Only it wasn’t just your trip – it was our trip, thirty of us, together. It was shared within a congenial group – young and old, college students and retirees and in between – who have became good friends during comfortable bus rides, the fresh Mediterranean meals, laughter, jokes, deep conversation, and prayer. The coveted “Camper of the Day” award. What you learned about each other and the world. It was the deep gratitude for Bob and Suzanne Henderson who have guided you here, for the masterful way they led your walk together through history and faith. The buttons that the group wore at the trip reunion: “I kept up with Bob Henderson in the Holy Land,” with a photo of indefatigable “it’s-just-around-the-corner Bob.”

You could point out that we make important decisions about where we go and how we spend our time, and choosing this trip was life-changing. You could try the adjectives: inspiring, joyful, fun, challenging, heart-warming, heart-breaking, troubling, moving, ugly, beautiful, and many more. You could say that people are hateful to each other. That people are loving to each other. But your words would not be capturing what you really need to say -- all that you saw and came to understand; all that you saw and will never understand.
In walking those steps of our ancestors and our fellow human beings on this earth, in walking those steps of Jesus, you have realized that God who created us all has worked throughout history to show us who God is and how we are to live and treat one another. That God is the hope that gets so many people through the day. That God walked on this earth, too, and we are called to walk in his way wherever we are.
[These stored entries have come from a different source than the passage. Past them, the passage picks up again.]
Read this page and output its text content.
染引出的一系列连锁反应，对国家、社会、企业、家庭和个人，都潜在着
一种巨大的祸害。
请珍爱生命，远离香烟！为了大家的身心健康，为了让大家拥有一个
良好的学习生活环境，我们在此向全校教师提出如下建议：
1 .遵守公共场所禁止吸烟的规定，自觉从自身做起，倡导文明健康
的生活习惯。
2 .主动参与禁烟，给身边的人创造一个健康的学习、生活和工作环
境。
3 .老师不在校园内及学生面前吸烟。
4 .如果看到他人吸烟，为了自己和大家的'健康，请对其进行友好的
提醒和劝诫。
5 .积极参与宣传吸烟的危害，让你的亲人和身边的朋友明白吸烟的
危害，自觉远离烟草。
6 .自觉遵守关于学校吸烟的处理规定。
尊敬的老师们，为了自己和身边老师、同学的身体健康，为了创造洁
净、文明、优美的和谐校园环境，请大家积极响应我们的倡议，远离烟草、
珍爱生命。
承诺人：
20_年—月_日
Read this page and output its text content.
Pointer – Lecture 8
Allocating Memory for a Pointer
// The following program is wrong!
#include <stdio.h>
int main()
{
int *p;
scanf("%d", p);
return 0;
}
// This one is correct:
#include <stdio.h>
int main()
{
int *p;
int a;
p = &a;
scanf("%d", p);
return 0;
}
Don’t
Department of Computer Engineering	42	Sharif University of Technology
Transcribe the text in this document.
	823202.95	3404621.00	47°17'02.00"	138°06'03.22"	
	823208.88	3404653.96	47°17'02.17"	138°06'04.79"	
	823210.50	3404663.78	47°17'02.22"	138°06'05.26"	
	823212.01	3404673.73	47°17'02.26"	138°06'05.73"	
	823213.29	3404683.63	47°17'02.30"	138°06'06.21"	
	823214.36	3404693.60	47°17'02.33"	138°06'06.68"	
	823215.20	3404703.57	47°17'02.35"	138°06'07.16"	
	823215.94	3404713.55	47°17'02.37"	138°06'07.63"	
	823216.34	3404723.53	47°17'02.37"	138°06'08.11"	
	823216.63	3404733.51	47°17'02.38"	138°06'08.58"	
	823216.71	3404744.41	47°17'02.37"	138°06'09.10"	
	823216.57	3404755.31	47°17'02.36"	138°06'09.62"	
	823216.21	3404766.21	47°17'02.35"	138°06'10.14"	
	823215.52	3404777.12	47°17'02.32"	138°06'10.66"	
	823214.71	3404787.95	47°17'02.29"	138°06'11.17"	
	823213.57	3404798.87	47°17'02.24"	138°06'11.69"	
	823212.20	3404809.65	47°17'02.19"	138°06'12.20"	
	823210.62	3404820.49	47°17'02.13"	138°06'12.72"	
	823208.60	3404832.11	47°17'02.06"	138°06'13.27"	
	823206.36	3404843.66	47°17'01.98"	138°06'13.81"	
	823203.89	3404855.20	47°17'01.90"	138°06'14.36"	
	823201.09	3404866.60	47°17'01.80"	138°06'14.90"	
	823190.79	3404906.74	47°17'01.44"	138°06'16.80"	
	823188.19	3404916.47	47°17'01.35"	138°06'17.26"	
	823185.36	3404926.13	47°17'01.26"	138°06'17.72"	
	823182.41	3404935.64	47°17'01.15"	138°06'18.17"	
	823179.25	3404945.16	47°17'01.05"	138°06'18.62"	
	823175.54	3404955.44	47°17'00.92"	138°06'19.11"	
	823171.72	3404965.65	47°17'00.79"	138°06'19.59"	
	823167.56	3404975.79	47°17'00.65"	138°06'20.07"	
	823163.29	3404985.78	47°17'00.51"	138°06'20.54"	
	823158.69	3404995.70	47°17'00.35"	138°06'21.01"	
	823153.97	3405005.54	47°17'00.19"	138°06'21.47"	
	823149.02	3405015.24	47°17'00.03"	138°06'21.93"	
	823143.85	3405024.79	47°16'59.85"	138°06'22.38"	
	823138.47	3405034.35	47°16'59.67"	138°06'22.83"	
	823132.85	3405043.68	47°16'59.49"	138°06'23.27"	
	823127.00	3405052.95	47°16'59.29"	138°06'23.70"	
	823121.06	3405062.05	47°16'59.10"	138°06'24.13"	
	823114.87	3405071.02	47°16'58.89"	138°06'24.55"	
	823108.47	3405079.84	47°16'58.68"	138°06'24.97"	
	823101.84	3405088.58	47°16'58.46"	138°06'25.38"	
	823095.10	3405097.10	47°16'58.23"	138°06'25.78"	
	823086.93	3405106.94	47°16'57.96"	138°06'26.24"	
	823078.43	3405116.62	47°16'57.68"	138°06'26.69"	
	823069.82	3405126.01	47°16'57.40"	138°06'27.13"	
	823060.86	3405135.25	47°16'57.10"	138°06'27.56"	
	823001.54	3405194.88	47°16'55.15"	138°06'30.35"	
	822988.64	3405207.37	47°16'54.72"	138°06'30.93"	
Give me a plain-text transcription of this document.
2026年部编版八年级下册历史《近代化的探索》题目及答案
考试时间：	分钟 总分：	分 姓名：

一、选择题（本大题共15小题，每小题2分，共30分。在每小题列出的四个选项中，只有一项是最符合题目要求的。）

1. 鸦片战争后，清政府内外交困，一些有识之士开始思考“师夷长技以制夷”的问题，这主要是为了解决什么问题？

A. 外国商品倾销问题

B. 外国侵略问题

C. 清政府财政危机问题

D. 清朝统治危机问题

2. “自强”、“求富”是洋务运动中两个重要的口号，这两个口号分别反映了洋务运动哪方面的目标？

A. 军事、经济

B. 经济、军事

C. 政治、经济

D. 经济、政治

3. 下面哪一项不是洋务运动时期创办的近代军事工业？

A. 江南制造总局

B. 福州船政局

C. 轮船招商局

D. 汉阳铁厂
So here is what you finally answer to “how was your trip?” You tell a story that each of us will hear in our way.

In the Garden of Gethsemane, just as your Christian group was praying, just as you were lifting to your lips the bread and wine bought for you by the family of your Moslem guide, the Muslim call to prayer rang out over the Holy City. A haunting, chanting voice. And you understood this: “We are all God’s children. God is faithful. God calls us to speak this truth in love and live in peace.”